Economists fail to appreciate sufficiently that globalization often runs into a procedural fairness roadblock.
Imagine some change in the economy leaves Tom $3 richer and Jerry $2 poorer, and I ask you whether you approve of this change. Few economists, regardless of their political and philosophical orientation, would be able to give a straight answer without asking for more information. Is Tom richer or poorer than Jerry to begin with, and by how much? What are their respective needs and capabilities? And what exactly is the nature of the shock that created this redistribution of income? It would be one thing if Tom got richer (and made Jerry poorer) through actions that we would consider unethical or immoral; it would be another if this was the result of Tom’s hard work and Jerry’s laziness. In other words, most of us would care about the manner in which the distributional change occurred--i.e., about procedural fairness. The fact that the shock created a net gain of $1 is not enough to conclude that it is a change for the better.
Yet when we teach comparative advantage and explain the gains from trade, we typically overlook this important conclusion. We expect our students to focus on the net gain triangles and disregard the rectangles of redistribution. In particular, we do not ask whether the trade opportunity involves an exchange that most people would consider unacceptable if it took place at home. So it is immaterial to our story if the gains from trade are created, say, by a company shutting down its factory at home and setting up a new one abroad using child labor. (By the way, I chose $3 and $2 in my example as these values are commensurate with the relative magnitudes that come out of trade models under reasonable elasticities.)

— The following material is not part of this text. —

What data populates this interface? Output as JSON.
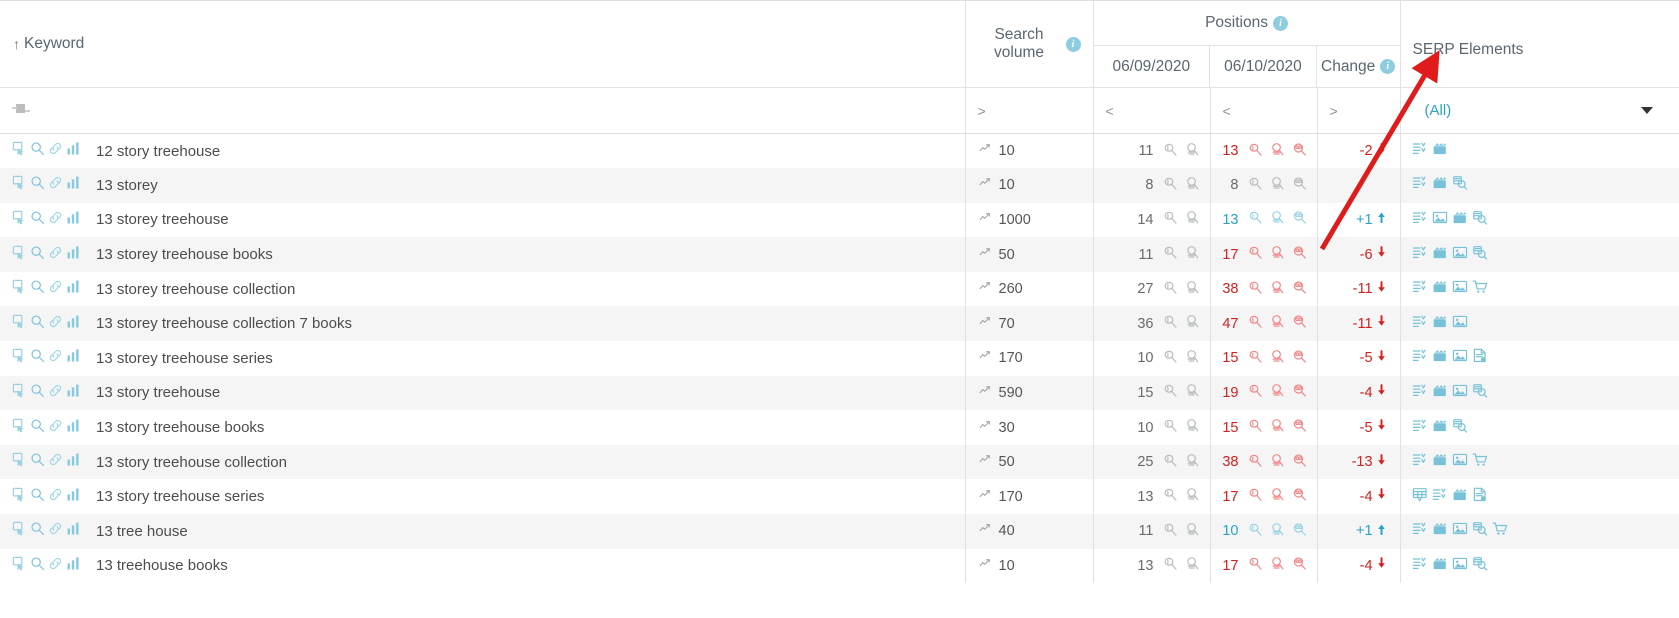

The thought experiment clarifies, I think, why the archetypal man on the street reacts differently to trade-induced changes in distribution than to technology-induced changes (i.e., to technological progress). Both increase the size of the economic pie, while often causing large income transfers. But a redistribution that takes place because home firms are undercut by competitors who employ deplorable labor practices, use production methods that are harmful to the environment, or enjoy government support is procedurally different than one that takes place because an innovator has come up with a better product through hard work or ingenuity. Trade and technological progress can have very different implications for procedural fairness. This is a point that most people instinctively grasp, but economists often miss. (Notice that even in the case of technology, we have significant restrictions on what is allowable—c.f. human-subject review requirements—and wide-ranging debates about the acceptability of things like stem-cell research.)